I don’t worry about running afoul of a headline or Truth Social post from the president because what is said about the situation is no longer very relevant to the reality.
On April 8, Nick Catoggio, my Dispatch colleague, dubbed an earlier stoppage with Iran “Schrödinger’s ceasefire.” This was a reference to the famous thought experiment by the physicist Erwin Schrödinger, who was trying to explain the weirdness of “superpositionality” in quantum physics. A cat in a box is both dead and alive at the same time until you open the box. Schrödinger meant to illustrate the absurdity of the idea that particles aren’t any one thing, but a “cloud of probabilities.”
The Trump administration is stuck in a word cloud of probabilities of his own making. The war is over. The war is on. The war isn’t a war. We have a deal, but we don’t have a deal, but we’re about to have a deal. We destroyed Iran’s military. No, we left it intact. We want regime change. No we don’t. We already accomplished it. We “obliterated” Iran’s nuclear program a year ago. We had to go to war in February to prevent nuclear war. The Strait of Hormuz is open, closed, or something in-between. No deal without “unconditional surrender.” Let’s make a deal!
This everything-all-at-once vibe can be disorienting, particularly since most Americans didn’t have a war with Iran on their bingo cards until the shooting had already started. President Trump didn’t prepare the country or consult with Congress beforehand because he thought it would all be a smashing success in a matter of weeks.
The miscalculation that started it all: killing Iran’s Supreme Leader, Ayatollah Ali Khamenei, and much of Iran’s senior leadership, on the first day of the war. To “the great proud people of Iran, I say tonight that the hour of your freedom is at hand,” Trump announced on Feb. 28. “When we are finished, take over your government. It will be yours to take. This will be probably your only chance for generations.”
I support regime change in Iran and shed no tears for Khamenei or his goons. But when you start a war by killing the regime’s top leaders, it’s not unreasonable for the remaining ones to conclude that you really intend regime change.
Khamenei was a murderous fanatic, but he was a fairly cautious one. He liked to threaten closing the Strait of Hormuz or attacking our regional allies, but he was reluctant to actually do it, fearing it would invite a regime change war. The mullahs and IRGC goons believed, not unreasonably, that if they lost their grip on power, they’d be lynched by the Iranian people they’ve brutalized for decades.
By starting with a regime change war, Trump removed any reason for the regime not to go for broke. When you have nothing to lose — particularly when you are a millenarian religious fanatic — a Persian Alamo strategy makes a lot of sense.
So Iran closed the Strait of Hormuz and attacked its neighbors.
But it turns out this wasn’t the Alamo.

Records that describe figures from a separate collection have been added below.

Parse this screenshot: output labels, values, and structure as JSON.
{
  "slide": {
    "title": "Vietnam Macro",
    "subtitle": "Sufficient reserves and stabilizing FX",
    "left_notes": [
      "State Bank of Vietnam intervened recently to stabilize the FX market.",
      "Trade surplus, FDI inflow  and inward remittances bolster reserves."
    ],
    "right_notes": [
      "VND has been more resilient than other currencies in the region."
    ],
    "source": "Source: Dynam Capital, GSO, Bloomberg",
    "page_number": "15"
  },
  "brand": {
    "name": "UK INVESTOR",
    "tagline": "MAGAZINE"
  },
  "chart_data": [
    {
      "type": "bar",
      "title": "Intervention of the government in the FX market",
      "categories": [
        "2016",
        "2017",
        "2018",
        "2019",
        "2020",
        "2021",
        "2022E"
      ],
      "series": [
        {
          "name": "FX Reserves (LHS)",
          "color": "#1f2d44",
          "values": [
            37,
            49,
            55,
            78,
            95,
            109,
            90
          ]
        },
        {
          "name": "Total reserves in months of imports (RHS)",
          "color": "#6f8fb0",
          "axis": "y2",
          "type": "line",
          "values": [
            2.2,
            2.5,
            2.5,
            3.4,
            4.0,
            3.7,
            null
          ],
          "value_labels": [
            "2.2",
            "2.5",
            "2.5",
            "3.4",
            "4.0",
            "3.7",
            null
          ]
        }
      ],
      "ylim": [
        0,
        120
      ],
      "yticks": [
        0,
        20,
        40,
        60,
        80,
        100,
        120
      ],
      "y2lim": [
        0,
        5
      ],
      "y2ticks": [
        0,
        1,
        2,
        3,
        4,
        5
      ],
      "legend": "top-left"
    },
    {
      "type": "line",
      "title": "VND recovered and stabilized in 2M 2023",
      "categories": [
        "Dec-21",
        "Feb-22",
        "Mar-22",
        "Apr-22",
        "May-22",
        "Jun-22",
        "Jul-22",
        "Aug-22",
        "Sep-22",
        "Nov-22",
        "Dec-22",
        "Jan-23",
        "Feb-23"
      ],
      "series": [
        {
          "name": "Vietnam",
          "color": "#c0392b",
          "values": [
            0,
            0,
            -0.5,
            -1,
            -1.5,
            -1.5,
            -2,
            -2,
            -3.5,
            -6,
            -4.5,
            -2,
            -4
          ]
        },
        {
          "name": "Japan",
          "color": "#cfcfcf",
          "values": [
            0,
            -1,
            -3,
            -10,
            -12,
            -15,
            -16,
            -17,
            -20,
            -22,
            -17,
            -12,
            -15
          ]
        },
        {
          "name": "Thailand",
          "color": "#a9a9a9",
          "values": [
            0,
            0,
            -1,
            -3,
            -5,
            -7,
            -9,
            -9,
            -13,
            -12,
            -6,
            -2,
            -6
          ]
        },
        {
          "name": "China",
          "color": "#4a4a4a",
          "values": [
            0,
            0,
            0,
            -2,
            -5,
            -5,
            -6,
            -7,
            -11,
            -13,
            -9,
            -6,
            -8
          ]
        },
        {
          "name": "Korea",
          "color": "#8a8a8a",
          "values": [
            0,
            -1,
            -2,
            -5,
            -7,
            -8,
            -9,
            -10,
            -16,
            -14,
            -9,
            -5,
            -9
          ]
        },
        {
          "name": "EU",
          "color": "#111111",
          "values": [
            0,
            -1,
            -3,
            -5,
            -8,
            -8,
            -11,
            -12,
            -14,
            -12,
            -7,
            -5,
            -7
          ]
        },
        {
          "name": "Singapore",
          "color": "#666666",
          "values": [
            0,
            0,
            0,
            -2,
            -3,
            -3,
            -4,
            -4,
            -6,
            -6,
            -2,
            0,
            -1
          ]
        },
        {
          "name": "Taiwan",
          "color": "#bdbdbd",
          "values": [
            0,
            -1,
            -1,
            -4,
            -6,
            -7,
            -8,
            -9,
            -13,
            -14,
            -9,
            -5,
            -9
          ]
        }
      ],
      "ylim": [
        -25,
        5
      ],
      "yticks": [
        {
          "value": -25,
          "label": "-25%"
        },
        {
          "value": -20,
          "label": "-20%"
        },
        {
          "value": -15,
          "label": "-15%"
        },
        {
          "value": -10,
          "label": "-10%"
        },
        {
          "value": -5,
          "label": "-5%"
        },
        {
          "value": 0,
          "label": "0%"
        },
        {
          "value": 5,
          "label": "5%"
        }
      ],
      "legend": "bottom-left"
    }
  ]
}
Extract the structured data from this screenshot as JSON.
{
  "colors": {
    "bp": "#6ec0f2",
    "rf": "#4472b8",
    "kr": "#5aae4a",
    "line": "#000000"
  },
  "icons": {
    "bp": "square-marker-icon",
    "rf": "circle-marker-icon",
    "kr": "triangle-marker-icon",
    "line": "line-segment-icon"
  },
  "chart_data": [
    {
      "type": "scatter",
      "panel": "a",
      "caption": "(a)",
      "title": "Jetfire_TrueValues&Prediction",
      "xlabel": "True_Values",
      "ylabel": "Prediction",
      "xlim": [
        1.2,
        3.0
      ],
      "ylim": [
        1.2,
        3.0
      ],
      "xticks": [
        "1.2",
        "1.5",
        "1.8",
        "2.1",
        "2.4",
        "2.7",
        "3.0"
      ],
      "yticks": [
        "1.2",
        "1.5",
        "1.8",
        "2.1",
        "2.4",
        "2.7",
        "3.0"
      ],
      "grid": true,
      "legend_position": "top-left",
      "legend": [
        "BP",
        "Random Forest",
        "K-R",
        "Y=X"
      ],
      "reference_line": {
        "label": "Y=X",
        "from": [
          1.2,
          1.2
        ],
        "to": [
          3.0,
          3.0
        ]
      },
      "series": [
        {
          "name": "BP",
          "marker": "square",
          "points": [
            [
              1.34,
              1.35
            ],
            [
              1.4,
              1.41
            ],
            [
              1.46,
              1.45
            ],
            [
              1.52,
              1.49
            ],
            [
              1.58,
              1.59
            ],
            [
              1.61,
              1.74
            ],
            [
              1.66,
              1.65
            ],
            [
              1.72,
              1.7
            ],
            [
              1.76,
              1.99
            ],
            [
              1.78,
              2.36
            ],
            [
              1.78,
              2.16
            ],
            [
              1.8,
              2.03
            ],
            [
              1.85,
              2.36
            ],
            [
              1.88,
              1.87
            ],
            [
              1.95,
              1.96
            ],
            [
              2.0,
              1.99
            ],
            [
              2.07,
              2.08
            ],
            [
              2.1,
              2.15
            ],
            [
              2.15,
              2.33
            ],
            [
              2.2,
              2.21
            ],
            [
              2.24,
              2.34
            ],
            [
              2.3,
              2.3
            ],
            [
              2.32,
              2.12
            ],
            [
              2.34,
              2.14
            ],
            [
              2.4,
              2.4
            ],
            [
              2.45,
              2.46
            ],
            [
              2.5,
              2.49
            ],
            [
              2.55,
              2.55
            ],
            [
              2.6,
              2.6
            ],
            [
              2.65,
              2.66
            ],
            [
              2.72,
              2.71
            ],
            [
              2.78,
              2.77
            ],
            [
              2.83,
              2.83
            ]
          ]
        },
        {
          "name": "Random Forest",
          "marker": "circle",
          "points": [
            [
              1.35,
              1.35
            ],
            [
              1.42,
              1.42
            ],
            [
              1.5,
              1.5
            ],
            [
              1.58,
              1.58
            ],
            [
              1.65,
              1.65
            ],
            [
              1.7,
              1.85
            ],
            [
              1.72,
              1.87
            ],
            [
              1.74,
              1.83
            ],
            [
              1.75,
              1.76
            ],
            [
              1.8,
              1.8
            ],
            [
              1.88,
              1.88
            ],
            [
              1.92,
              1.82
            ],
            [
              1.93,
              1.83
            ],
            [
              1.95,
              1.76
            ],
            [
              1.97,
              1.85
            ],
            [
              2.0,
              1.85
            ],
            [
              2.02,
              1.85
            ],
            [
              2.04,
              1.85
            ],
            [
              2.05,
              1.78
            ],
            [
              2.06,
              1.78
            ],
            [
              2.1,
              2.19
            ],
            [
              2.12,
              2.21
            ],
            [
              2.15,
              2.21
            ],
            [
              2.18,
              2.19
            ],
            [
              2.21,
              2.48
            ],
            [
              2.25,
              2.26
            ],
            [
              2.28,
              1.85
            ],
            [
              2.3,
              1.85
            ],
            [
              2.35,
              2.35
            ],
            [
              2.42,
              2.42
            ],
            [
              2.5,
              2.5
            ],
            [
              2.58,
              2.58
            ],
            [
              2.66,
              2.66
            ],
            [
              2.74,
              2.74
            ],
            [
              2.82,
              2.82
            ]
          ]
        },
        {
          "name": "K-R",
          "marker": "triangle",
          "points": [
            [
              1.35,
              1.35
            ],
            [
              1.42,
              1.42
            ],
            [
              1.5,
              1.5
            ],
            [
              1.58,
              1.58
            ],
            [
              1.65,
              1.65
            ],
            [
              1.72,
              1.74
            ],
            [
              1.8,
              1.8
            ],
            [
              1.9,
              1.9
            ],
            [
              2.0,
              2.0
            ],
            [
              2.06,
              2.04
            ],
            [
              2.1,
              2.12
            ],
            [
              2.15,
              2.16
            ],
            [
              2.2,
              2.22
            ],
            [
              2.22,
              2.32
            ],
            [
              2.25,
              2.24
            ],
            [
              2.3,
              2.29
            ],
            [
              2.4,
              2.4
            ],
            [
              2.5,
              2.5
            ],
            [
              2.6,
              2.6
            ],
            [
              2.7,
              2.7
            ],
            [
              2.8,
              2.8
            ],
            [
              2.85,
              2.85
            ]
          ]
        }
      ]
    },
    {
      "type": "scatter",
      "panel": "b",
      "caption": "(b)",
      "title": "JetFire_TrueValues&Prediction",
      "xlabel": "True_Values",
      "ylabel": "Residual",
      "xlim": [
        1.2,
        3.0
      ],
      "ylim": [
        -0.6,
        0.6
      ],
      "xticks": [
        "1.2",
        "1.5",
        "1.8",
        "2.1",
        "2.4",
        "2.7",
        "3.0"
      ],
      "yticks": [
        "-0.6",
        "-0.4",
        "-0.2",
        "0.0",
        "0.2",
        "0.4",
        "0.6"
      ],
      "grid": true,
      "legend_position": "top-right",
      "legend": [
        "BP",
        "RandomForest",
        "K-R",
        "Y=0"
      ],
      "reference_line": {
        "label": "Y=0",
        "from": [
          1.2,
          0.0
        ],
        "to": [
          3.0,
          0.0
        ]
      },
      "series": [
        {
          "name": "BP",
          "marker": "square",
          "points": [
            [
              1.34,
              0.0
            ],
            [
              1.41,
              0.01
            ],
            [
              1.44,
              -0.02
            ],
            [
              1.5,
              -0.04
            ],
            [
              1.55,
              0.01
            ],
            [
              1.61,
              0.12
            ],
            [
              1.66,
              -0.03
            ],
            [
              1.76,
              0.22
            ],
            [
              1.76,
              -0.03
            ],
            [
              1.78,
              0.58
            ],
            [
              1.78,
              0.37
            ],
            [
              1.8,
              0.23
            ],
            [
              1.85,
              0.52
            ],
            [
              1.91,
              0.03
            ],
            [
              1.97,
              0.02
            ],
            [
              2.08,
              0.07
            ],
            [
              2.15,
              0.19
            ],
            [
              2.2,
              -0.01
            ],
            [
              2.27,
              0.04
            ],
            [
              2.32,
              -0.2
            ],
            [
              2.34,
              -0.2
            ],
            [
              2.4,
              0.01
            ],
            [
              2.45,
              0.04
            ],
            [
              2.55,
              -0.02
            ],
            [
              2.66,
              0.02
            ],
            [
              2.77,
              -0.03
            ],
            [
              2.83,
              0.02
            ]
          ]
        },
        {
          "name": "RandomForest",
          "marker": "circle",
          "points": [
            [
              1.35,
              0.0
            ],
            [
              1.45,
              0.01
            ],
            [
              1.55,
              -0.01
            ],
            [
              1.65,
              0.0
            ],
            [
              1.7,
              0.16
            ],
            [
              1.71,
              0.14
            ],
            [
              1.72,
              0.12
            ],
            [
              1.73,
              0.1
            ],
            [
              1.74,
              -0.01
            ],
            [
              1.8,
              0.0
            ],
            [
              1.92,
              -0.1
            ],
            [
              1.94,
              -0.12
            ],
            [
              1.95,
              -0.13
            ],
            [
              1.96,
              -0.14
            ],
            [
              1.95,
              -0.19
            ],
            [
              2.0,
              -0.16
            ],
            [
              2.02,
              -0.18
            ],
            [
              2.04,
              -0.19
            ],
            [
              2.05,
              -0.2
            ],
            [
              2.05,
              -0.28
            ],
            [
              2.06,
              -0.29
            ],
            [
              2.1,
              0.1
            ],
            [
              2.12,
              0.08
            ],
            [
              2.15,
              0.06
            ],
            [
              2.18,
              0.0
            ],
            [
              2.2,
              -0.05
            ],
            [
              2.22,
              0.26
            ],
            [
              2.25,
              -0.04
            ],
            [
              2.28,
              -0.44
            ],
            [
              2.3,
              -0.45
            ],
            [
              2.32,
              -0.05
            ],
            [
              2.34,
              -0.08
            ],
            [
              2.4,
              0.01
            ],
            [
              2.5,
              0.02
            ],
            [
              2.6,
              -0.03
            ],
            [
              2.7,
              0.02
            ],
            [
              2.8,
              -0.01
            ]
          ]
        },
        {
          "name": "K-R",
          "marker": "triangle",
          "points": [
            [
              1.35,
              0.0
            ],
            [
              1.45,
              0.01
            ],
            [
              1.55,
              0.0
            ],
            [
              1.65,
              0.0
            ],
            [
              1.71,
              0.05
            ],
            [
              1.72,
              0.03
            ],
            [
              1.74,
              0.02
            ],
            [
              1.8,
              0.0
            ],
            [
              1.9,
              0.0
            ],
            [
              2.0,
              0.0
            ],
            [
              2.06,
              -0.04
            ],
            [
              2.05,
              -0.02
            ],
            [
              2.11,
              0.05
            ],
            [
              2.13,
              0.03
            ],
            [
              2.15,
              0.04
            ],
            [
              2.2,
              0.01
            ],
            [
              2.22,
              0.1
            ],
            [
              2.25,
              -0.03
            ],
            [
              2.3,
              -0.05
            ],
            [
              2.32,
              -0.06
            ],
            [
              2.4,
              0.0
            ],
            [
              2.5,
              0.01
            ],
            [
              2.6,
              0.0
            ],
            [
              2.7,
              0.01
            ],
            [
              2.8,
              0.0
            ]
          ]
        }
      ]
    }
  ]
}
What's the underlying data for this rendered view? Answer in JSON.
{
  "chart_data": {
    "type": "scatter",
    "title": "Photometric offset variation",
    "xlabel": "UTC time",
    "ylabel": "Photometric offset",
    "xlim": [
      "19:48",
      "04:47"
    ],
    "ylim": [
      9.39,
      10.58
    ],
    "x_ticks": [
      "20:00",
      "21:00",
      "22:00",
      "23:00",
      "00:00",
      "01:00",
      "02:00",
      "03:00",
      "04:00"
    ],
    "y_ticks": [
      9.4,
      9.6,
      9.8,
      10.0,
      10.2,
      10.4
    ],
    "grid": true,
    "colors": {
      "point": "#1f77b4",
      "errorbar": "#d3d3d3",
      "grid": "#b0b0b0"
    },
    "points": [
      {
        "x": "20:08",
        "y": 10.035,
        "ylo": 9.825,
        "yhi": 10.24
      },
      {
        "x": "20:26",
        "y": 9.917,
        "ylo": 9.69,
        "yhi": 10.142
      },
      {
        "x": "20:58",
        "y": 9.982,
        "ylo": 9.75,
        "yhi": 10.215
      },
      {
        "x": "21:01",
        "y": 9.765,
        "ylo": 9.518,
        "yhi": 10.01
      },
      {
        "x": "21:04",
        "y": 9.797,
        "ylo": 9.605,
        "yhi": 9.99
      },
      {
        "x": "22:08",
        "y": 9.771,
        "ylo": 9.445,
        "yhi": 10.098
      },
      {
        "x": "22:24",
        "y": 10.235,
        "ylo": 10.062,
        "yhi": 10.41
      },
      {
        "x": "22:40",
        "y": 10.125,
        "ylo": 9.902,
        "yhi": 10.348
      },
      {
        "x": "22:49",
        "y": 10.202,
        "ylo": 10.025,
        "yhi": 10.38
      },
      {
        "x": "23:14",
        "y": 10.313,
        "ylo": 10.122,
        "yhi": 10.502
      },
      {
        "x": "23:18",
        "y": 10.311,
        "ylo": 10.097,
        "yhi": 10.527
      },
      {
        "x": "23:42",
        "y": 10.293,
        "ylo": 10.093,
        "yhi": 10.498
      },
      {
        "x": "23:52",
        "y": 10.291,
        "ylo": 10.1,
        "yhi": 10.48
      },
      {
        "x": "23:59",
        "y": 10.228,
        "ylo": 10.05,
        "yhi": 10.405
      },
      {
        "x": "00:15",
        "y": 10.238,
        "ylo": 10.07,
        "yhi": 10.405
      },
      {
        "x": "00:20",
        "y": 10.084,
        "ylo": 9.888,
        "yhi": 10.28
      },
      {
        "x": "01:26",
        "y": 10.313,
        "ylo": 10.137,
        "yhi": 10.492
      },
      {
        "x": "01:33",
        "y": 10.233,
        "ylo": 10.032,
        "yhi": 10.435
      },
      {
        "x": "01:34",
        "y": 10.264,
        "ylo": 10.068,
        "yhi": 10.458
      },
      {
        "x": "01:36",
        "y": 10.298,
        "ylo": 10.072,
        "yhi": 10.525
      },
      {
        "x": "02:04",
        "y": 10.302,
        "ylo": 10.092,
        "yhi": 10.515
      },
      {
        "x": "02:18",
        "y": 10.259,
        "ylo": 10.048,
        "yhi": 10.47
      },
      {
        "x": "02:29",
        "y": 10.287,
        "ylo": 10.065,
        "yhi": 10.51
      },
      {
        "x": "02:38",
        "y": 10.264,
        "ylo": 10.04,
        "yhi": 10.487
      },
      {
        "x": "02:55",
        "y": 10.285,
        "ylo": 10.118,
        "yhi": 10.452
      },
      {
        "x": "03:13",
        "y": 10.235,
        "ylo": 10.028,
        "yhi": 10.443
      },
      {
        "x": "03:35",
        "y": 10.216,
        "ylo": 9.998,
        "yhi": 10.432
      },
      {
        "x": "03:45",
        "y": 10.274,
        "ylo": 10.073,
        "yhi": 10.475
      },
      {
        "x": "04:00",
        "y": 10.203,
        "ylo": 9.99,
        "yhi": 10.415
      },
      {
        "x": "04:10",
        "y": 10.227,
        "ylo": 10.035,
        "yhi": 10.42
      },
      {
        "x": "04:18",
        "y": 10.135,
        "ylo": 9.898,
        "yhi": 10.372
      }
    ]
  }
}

In the contest of wills, Trump blinked. The Iranian regime’s tolerance for punishment proved — so far — to be greater than Trump’s and that of our gulf allies. Militarily we could finish the job, but that would require ground troops and much greater economic turmoil. In a conflict Trump launched unilaterally without the prior support of Congress, NATO or the American people, Trump doesn’t have the political capital for that.
But that’s only half the problem. Trump wants the war over, but he doesn’t want to pay — militarily, economically, politically — what that would cost. So he wants to make a deal that ends it. But there is no deal available that wouldn’t come at an equally undesirable cost. Any deal that looks like what President Obama struck with the Iranians would be too embarrassing to bear. But the Iranians are convinced that they can get just such a deal, and they’re willing to drag things out as long as it takes.
The result: Trump’s in a box of his own making. He thinks he can talk his way out by simply asserting a reality that doesn’t exist. When the financial markets get nervous, he announces a breakthrough that is, at best, a possibility. When the Iranians agree to a deal that looks similar to one Obama might negotiate, Trump goes back to his threats.
It can’t go on forever. But I’m sure it’ll last until long after this column is forgotten.